La truffe n’a pas toujours été aussi rare. J’ai lu la lettre d’un poilu de 14 qui répondait à sa femme de ramasser les pommes de terre plutôt que les truffes, puisqu’elle ne pouvait pas tout faire… On croit rêver. Depuis, les guerres ont détruit bien des truffières, la sécheresse aussi. Autour de chez moi, en Provence, on trouve encore de très rares truffes sauvages, mais lorsque je vais acheter le pain à Saint-Saturnin, je ne manque jamais de me recueillir au moins trois secondes devant la statue de Joseph Talon, "le rabassier", père de la trufficulture. Sans lui, plus de brouillade ni de lièvre à la royale. On peut estimer que 95 % des truffes sont aujourd’hui cultivées. Peut-être plus.
Pour aller vite et ne pas se perdre dans les nombreuses sous-catégories, disons qu’il existe quatre bonnes truffes.
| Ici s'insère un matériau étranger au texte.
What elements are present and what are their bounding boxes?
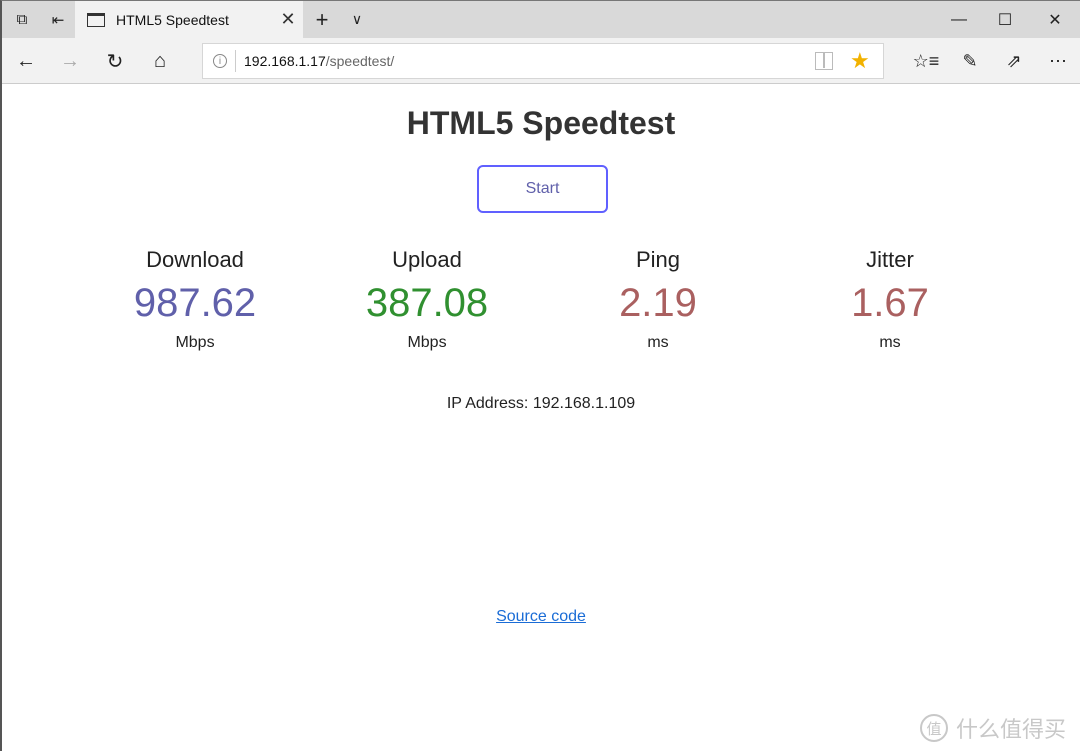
metric-unit: Mbps bbox=[175, 334, 215, 351]
browser-window: ⧉ ⇤ HTML5 Speedtest ✕ + ∨ — ☐ ✕ ← → ↻ ⌂ … bbox=[0, 0, 1080, 751]
url-host: 192.168.1.17 bbox=[244, 53, 326, 69]
home-button[interactable]: ⌂ bbox=[138, 38, 182, 84]
metric-value: 2.19 bbox=[619, 281, 697, 325]
metric-value: 1.67 bbox=[851, 281, 929, 325]
metric-unit: ms bbox=[879, 334, 901, 351]
start-button[interactable]: Start bbox=[477, 165, 608, 213]
metric-label: Jitter bbox=[866, 247, 914, 272]
address-bar[interactable]: i 192.168.1.17/speedtest/ ★ bbox=[202, 43, 884, 79]
minimize-button[interactable]: — bbox=[934, 1, 984, 38]
url-text[interactable]: 192.168.1.17/speedtest/ bbox=[244, 53, 394, 69]
close-tab-icon[interactable]: ✕ bbox=[273, 9, 303, 30]
metric-label: Download bbox=[146, 247, 244, 272]
url-path: /speedtest/ bbox=[325, 53, 395, 69]
metric-label: Upload bbox=[392, 247, 462, 272]
forward-button[interactable]: → bbox=[48, 38, 92, 84]
set-aside-tabs-icon[interactable]: ⇤ bbox=[40, 1, 76, 38]
metric-value: 387.08 bbox=[365, 281, 489, 325]
favorite-star-icon[interactable]: ★ bbox=[850, 48, 870, 74]
watermark: 值 什么值得买 bbox=[919, 712, 1066, 744]
source-code-link[interactable]: Source code bbox=[496, 608, 586, 625]
metric-label: Ping bbox=[635, 247, 681, 272]
metric-jitter: Jitter 1.67 ms bbox=[774, 245, 1006, 355]
watermark-logo-icon: 值 bbox=[919, 714, 948, 742]
favorites-hub-icon[interactable]: ☆≡ bbox=[904, 38, 948, 84]
address-divider bbox=[235, 50, 236, 72]
tab-bar: ⧉ ⇤ HTML5 Speedtest ✕ + ∨ — ☐ ✕ bbox=[2, 1, 1080, 38]
reading-view-icon[interactable] bbox=[815, 52, 833, 70]
metric-ping: Ping 2.19 ms bbox=[542, 245, 774, 355]
share-icon[interactable]: ⇗ bbox=[992, 38, 1036, 84]
chevron-down-icon[interactable]: ∨ bbox=[339, 1, 375, 38]
tab-title: HTML5 Speedtest bbox=[116, 11, 229, 28]
new-tab-button[interactable]: + bbox=[304, 1, 340, 38]
more-icon[interactable]: ⋯ bbox=[1036, 38, 1080, 84]
tab-actions-icon[interactable]: ⧉ bbox=[4, 1, 40, 38]
info-icon[interactable]: i bbox=[213, 54, 227, 68]
metric-download: Download 987.62 Mbps bbox=[79, 245, 311, 355]
page-title: HTML5 Speedtest bbox=[406, 105, 676, 141]
page-content: HTML5 Speedtest Start Download 987.62 Mb… bbox=[2, 85, 1080, 751]
back-button[interactable]: ← bbox=[4, 38, 48, 84]
ip-address: IP Address: 192.168.1.109 bbox=[446, 395, 636, 412]
metric-value: 987.62 bbox=[133, 281, 257, 325]
close-window-button[interactable]: ✕ bbox=[1030, 1, 1080, 38]
page-icon bbox=[87, 12, 105, 27]
refresh-button[interactable]: ↻ bbox=[93, 38, 137, 84]
navigation-bar: ← → ↻ ⌂ i 192.168.1.17/speedtest/ ★ ☆≡ ✎… bbox=[2, 38, 1080, 84]
maximize-button[interactable]: ☐ bbox=[980, 1, 1030, 38]
metric-unit: Mbps bbox=[407, 334, 447, 351]
web-notes-icon[interactable]: ✎ bbox=[948, 38, 992, 84]
metric-upload: Upload 387.08 Mbps bbox=[311, 245, 543, 355]
watermark-text: 什么值得买 bbox=[955, 717, 1066, 742]
tab-speedtest[interactable]: HTML5 Speedtest ✕ bbox=[75, 1, 303, 38]
metric-unit: ms bbox=[647, 334, 669, 351]
source-link-container: Source code bbox=[2, 608, 1080, 626]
Par ordre décroissant d’intensité aromatique, donc de prix :
La truffe blanche, la vraie (tuber magnatum) est exclusivement italienne voire piémontaise. Je rentre précisément d’Alba où elle culminait cette année à 5000 € le kilo. Il est vrai que sa puissance est incomparable, presque surnaturelle ; donc il en faut très peu, sinon l’odeur peut évoquer une fuite de gaz. Mais surtout les Italiens ont su en faire un produit quasi-religieux. Le problème, c’est que les produits dérivés, moins inaccessibles( huiles, purées etc.) n’incluent que très rarement de la magnatum mais des sous-variétés dopées à l’extrait, dont la célèbre "museau de chien", pure camelote. Si la truffe blanche est en effet magique, elle peut aussi engendrer d’amères désillusions. Sa saison est courte : octobre.
La truffe noire, dite également du Périgord quoiqu’elle provienne majoritairement des marchés provençaux (Richerenches, Aups, Carpentras…) se récolte, elle, de fin novembre à mars. On ne sait pas encore jusqu’où grimperont les prix cette année, attendu que le coup d’envoi réel se donne traditionnellement à la Saint Siffrein. Probablement plus de 1 000 € autour de Noël pour des raisons plus commerciales que qualitatives. L’amateur sait qu’elle est meilleure après le 15 janvier et moins chère. Ses arômes sont différents, moins concentrés, moins minéraux mais plus nuancés. Et la Périgourdine (tuber mélanosporum) a sur ses consœurs l’avantage qu’elle supporte mieux la cuisson. - Cela dit, moins la truffe se cuit et mieux elle se porte, quelle qu’elle soit. Notons pour finir qu’on trouve de la mélano dans le Châtillonnais et qu’il s’en cultive dans l’Yonne. Il paraît même qu’on en a cavé du côté de Nancy.
La truffe de Bourgogne (tuber uncinatum) fut un moment et très abusivement (une menée protectionniste masquée par des histoires de spores) déclassée en "champignon truffe" !! C’est en vérité une bonne truffe dont les arômes ressemblent à ceux de la mélano en deux fois moins puissant. Ce qui peut la rendre avantageuse, ça dépend de son prix. Cette année, on n’en trouve pas : été trop sec. Les tarifs sont par conséquent stratosphériques. Il faut aussi savoir que la Bourguignonne supporte très mal la cuisson et la congélation, ce qui interdit certaines manipulations : on ne peut pas, comme ailleurs, l’acheter à moindre prix pour la décongeler au plus fort du marché.
Quant à la truffe d’été, dite aussi de la Saint Jean (tuber oestivum), elle est noire dehors, blanche dedans, on peut la faire passer pour l’une ou l’autre. À condition de ne pas la manger. Sa saveur est faible. Mais comme elle est décorative et croquante, elle peut enjoliver une salade ou une sauce blanche. Crue, elle peut évoquer. Cuite, elle devient totalement insipide.
Un mot enfin sur la brumale, nommée "musquée" dans le sud. Elle ne mériterait pas une ligne, car elle sent le vieux chou rave, si de très rare qu’elle était, elle ne devenait endémique. Ce qui fait problème, car non lavée ou canifée, elle est indifférenciable de la mélano. Alors, on se fait enfler. Ce qui m’est arrivé, comme à bien d’autres. Donc, achetez plutôt des truffes lavées : la brumale a des reflets bleutés. Et si on vous explique que la brumale est une bonne truffe, un peu différente mais moins chère, partez en courant ; surtout si c’est une attendrissante mamie qui vous l’affirme avec son joli panier d’osier et son air du pays.
Car si, quand on aime, on ne compte pas, en cette matière, il vaut mieux ouvrir l’œil afin de ne pas passer soi-même pour une truffe.